How to get the mapping for multi-class target names

After I create the TabularPanda object, my categorical target variable fed into y_names is converted to an integer index. How do I get out the mapping from name to id? Here’s my best guess, can anyone confirm?

to = TabularPandas(df, procs, cat, cont, y_names=dep_var, splits=splits)
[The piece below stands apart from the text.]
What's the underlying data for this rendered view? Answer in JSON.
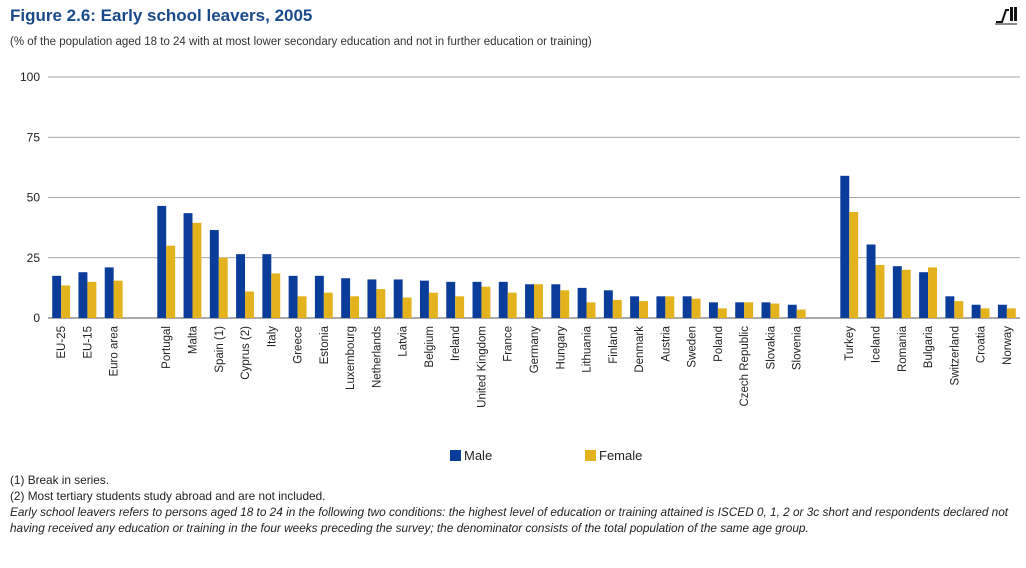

name_to_id = {name: i for i,name in enumerate(df.attack.unique())}

# {'normal': 0,
#  'neptune': 1,
#  'warezclient': 2,
#  'ipsweep': 3,
#  'portsweep': 4,
#  'teardrop': 5,
#  'nmap': 6,
#  'satan': 7,
#  'smurf': 8,
#  'pod': 9,
#  'back': 10,
#  'guess_passwd': 11,
#  'ftp_write': 12,
#  'multihop': 13,
#  'rootkit': 14,
#  'buffer_overflow': 15,
#  'imap': 16,
#  'warezmaster': 17,
#  'phf': 18,
#  'land': 19,
#  'loadmodule': 20,
#  'spy': 21,
#  'perl': 22}

They live in to.procs.classes and you should find your column attack in that dictionary:

to.proc.classes['attack']

if it’s for your dependent variable IIRC it lives in to.categorize.classes or to.categorize.vocab

2 Likes

Thanks, that’s different than what I had in the above code.